I have an mapping for a field visit_times which is a date type and contains many epoch timestamps. I have some complex queries such as checking the dayOfWeek of any of the values within that array or even checking just within timestamps.

Here is an example query which takes really long:


POST /programs/_search
{
  "query": {
    "bool": {
      "must": [
         {
          "script": {
            "script": {
              "lang": "painless",
              "source": """              
                for (visit_time in doc['visit_times']) {              
                  long milliseconds = visit_time.toInstant().toEpochMilli();
                  if (milliseconds >= Long.parseLong("1582588800000") && milliseconds <= Long.parseLong("1582675199999")) {
                    return true;                
                  }              
                }              
                return false;            
              """
            }
          }
        }
      ]
    }
  }
}

OR this query:


POST /programs/_search
{
  "query": {
    "bool": {
      "must": [
        {
          "term": {
            "program_id": 155
          }
        },
        {
          "script": {
            "script": {
              "lang": "painless",
              "source": """
                for (date_field in doc['last_waitlist_time']) {
                    int hourOfDay = date_field.getHour();
                  int minuteOfHour = date_field.getMinuteOfHour();
                  if (hourOfDay < Integer.parseInt("23") && minuteOfHour < Integer.parseInt("00")) {
                      return true;
                  }
                }
                return false;
              """
            }
          }
        }
      ]
    }
  }
}

Mapping for that field:

       "visit_times" : {
          "type" : "date",
          "null_value" : "0"
        },

This takes quite a bit of time compared to other queries. Is there another way to do this? It's really quick using expression however that doesn't loop through the whole array, instead it finds the minimum. IIRC.

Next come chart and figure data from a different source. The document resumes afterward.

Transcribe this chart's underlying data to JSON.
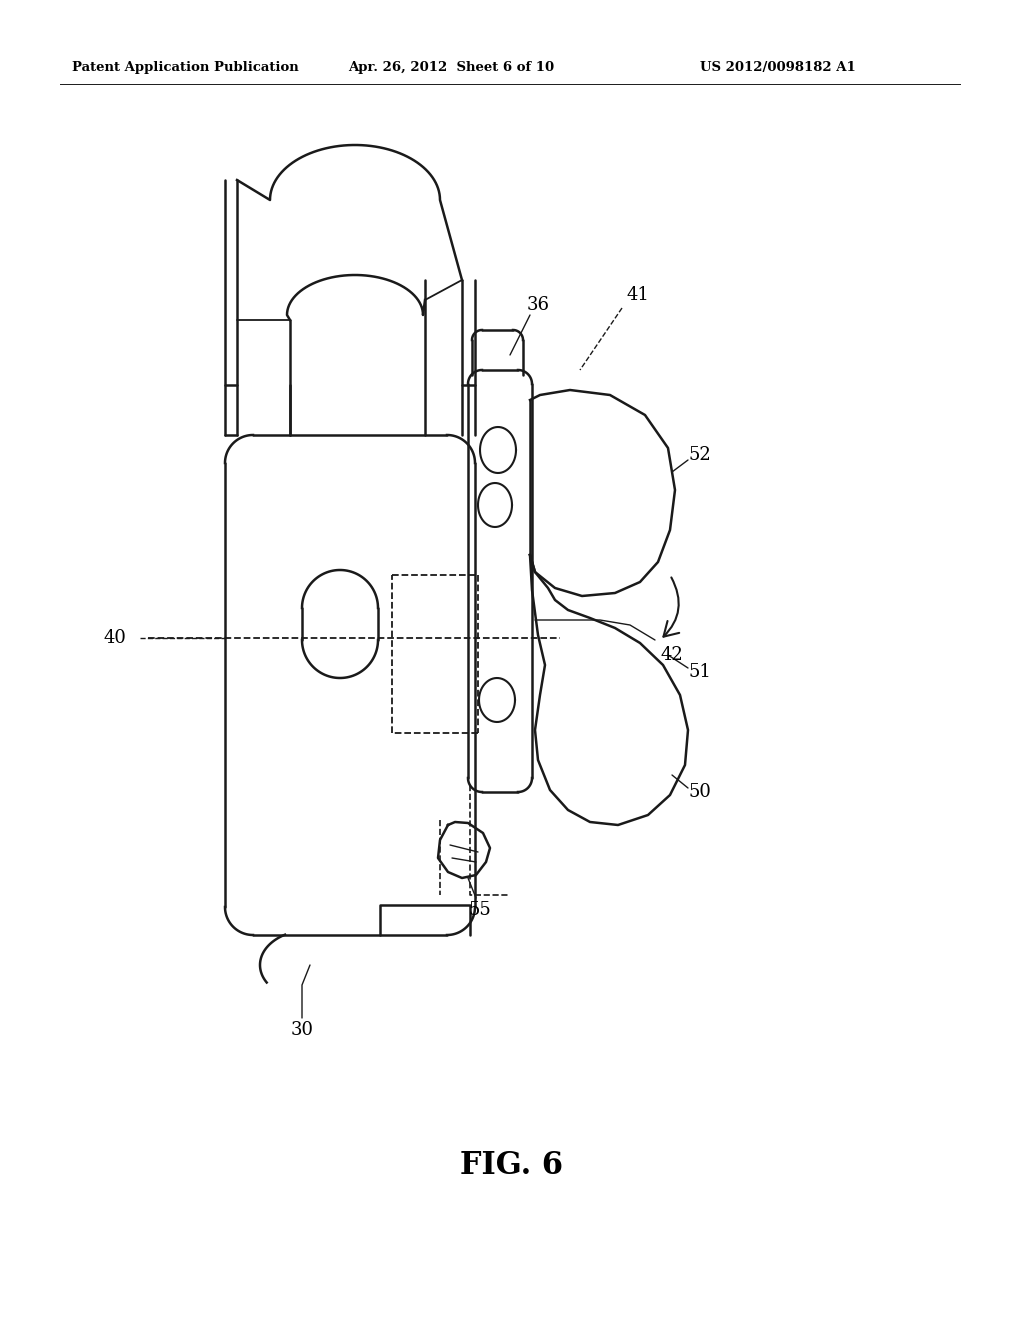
{
  "bg_color": "#ffffff",
  "lc": "#1a1a1a",
  "lw": 1.8,
  "lw_thin": 1.0,
  "header_left": "Patent Application Publication",
  "header_center": "Apr. 26, 2012  Sheet 6 of 10",
  "header_right": "US 2012/0098182 A1",
  "fig_label": "FIG. 6",
  "label_fs": 13
}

Expressions are faster for the reason you described: they only look at one value. Additionally, it looks like you are unnecessarily parsing integers from strings? And when would minuteOfHour be less than 0? Seems like you would always iterate the entire list of times.

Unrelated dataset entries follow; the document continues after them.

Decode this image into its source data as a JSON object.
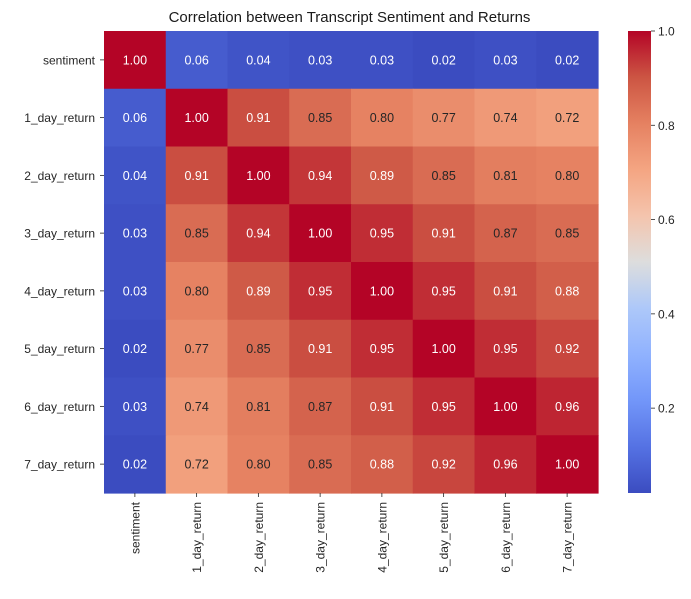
{
  "chart_data": {
    "type": "heatmap",
    "title": "Correlation between Transcript Sentiment and Returns",
    "row_labels": [
      "sentiment",
      "1_day_return",
      "2_day_return",
      "3_day_return",
      "4_day_return",
      "5_day_return",
      "6_day_return",
      "7_day_return"
    ],
    "col_labels": [
      "sentiment",
      "1_day_return",
      "2_day_return",
      "3_day_return",
      "4_day_return",
      "5_day_return",
      "6_day_return",
      "7_day_return"
    ],
    "values": [
      [
        1.0,
        0.06,
        0.04,
        0.03,
        0.03,
        0.02,
        0.03,
        0.02
      ],
      [
        0.06,
        1.0,
        0.91,
        0.85,
        0.8,
        0.77,
        0.74,
        0.72
      ],
      [
        0.04,
        0.91,
        1.0,
        0.94,
        0.89,
        0.85,
        0.81,
        0.8
      ],
      [
        0.03,
        0.85,
        0.94,
        1.0,
        0.95,
        0.91,
        0.87,
        0.85
      ],
      [
        0.03,
        0.8,
        0.89,
        0.95,
        1.0,
        0.95,
        0.91,
        0.88
      ],
      [
        0.02,
        0.77,
        0.85,
        0.91,
        0.95,
        1.0,
        0.95,
        0.92
      ],
      [
        0.03,
        0.74,
        0.81,
        0.87,
        0.91,
        0.95,
        1.0,
        0.96
      ],
      [
        0.02,
        0.72,
        0.8,
        0.85,
        0.88,
        0.92,
        0.96,
        1.0
      ]
    ],
    "annotation_format": "0.00",
    "colormap": "coolwarm",
    "color_range": [
      0.02,
      1.0
    ],
    "colorbar": {
      "ticks": [
        0.2,
        0.4,
        0.6,
        0.8,
        1.0
      ],
      "tick_labels": [
        "0.2",
        "0.4",
        "0.6",
        "0.8",
        "1.0"
      ]
    },
    "xlabel": "",
    "ylabel": "",
    "grid": false
  }
}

You might consider reindexing, or using an ingest processor to extract the time (hour+min, maybe as a decimal) into its own field. This way you can use normal range queries to find what you are looking for. In general, if a script is too slow, it means you are doing too much work on too many documents. You can reduce the number of documents the script runs on with additional query clauses, reduce the complexity of the script eg by only looking at the first time as expressions would do, or reindex to get your data in a form that is more efficiently queryable.

1 Like

@rjernst Thanks so much for the answer. I agree with all of it! I was just wondering if there was a way to speed up the for loop but the reindexing or ingest processor is definitely the best option.

I found out that using a range query is by far the fastest but is there a way to use range query for DayOfWeek or Hour/Minute, maybe using format?

This topic was automatically closed 28 days after the last reply. New replies are no longer allowed.